A WASTED DAY ON THE JOB

A few weeks ago I had a call from a young farrier who had relocated from USA and was finding it difficult to get work in South Australia. I have a standard master file of replies for email queries from farriers considering relocating from overseas, ranging from locations, hoof care charges in different states, how to get started, who to contact, weather conditions, travel distances, petrol prices, schools, immigration rules, visas and so on, so I invited him to spend a morning with me. I work in an area which could use more good farriers and where hoof care on pleasure horses is always available – because of travel and health reasons I have given away my clientele several times over the past 20 years, but it builds up again as fast as ever.

During the four hours I was with the young farrier, I found out that he used side clipped steel shoes plus under-pads with sole pack material on most horses, in other cases he used plastic shoes and that he charged $200 per set and was not prepared to change his methods or reduce his price and that he had been living in Australia for three months and had not shod a horse. In those four hours he did not ask me one question; he was set in his ways and I guess he thought the work was magically going to appear at his doorstep.

That afternoon, working by myself again, I saw a lovely big 16 hand chestnut gelding standing ready to be reshod; he had a very kind eye and a good disposition but was standing splayed out in front and cow hocked behind.

The front shoes were of the break-over enhanced design with squared toes and savagely belted in side clips, the nail placement was one directly each side of the clips and a gap to a third one behind that. The hind shoes were squared toed and side clipped with an outside trailer at the heel, a guaranteed design to make sure the horse cannot stand straight.

I engaged the well-presented young farrier in a pleasant conversation about shoeing. I asked why he preferred to use the squared toe side clipped shoe with the rolled toe. He explained that the horse was a good show jumper and the shorter toe shoe lessened the impact; I then asked if he was at all concerned that these side clips might restrict expansion across the front half of the hoof, and he explained (while we both looked at the shiny wear on the hoof side of the shoe he had just removed), that the hoof had only been expanding at the heels, and that there was no evidence of the hoof expanding across the front half. I asked him if he thought the side clips may have stopped this expansion, his answer was ‘they help keep the shoe in place’.

All of his answers sounded feasible, but all were unsustainable with regard to the long term health and soundness of the horse. Even when I pointed to the two bulges in the coronary band directly above the two side clips, he regarded these bulges as being normal; through experience I have learned that these bulges simply disappear when we don’t use side clipped shoes. So he then prepped the fronts for reshoeing which looked quite nice until those side clips were buried back into the walls to allow the shoe to be set way back behind the toe, which was then bull-nosed off to the rolled toe shoe; this also set the shoe wide at the heels and hanging out the back forming a leverage point.
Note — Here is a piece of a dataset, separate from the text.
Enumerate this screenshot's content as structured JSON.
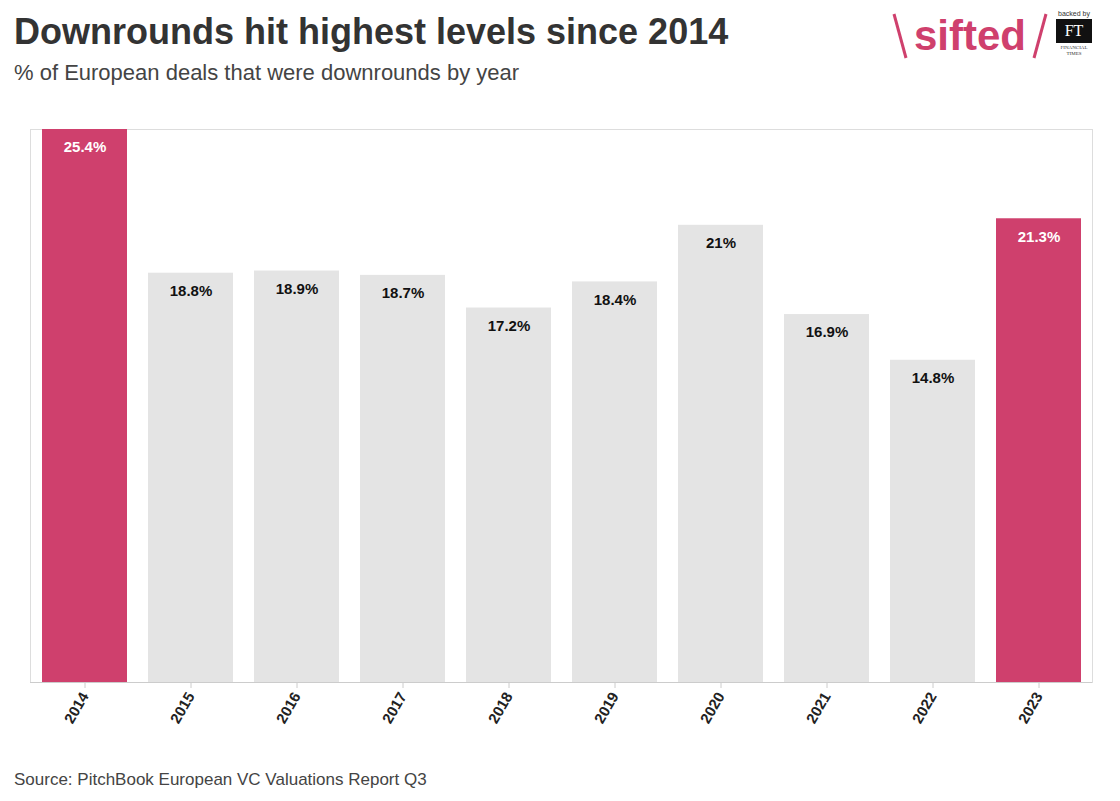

Then he moved on to the hinds with the toes pointing out, or cow-hocked, and the shoes with square toes and side clips plus an outside heel extension, or trailer as it is sometimes known. According to the young farrier, the reason for the side clips was to prevent the shoe from moving when the jumping studs were used and the squared toe was to assist the breakover, while the lateral trailer, or outside heel extension, helps the horse to stand wider behind. “But they also cause him to toe out” I said. “Most horses stand cow hocked, so it must be OK,” he replied. I have shod eventers and jumpers all my life and have never had the need to use anything but a single toe clip on a concave shoe even with jumping studs fitted to keep a shoe in place.

The reality is that Mother Nature evolved the hoof to be in a balanced or symmetrical shape to assist the horses flight response; hence the fore feet are round (to carry the heavier weight of the front end) and the hinds are narrower along the sides (to assist the horse in turning sideways to escape its predators) and with a narrow toe to assist the horse to accelerate away from those predators.

It seems that the modern hoof care provider believes that the horses hoof is so defective that it needs to be interpreted in a very different way than ever before, however the simple basic principles of nature’s hoof balance have never changed; we just need to see what we are looking at.

My last call of that day was to an owner who had serious lameness issues with her horse. I was quite stunned when I viewed the horse, which was shod with the most amazing shoes I have ever seen. (Pic 1) All the horse needed was to have the soles dressed out correctly so the horse could stand on the hoof wall and after this was done the horse was fine and had no lameness issues. Instead the farrier had made these crazy shoes and insisted that the owner clean out the dirt build-up four times daily. That night I rang the farrier concerned and asked why he had shod the horse with those shoes. The answer was ‘for support’ so I asked ‘to support what?’ His answer was ‘If you don’t know then I’m not going to tell you’ which unfortunately is a typical answer from farriers who don’t have any scientific basis for what they are doing. He had no idea where P3 was in relation to his bar shoes and no understanding of how the hoof expands and contracts and no understanding that he was actually causing pain for the horse.

So that was a wasted day, but then tomorrow is another day.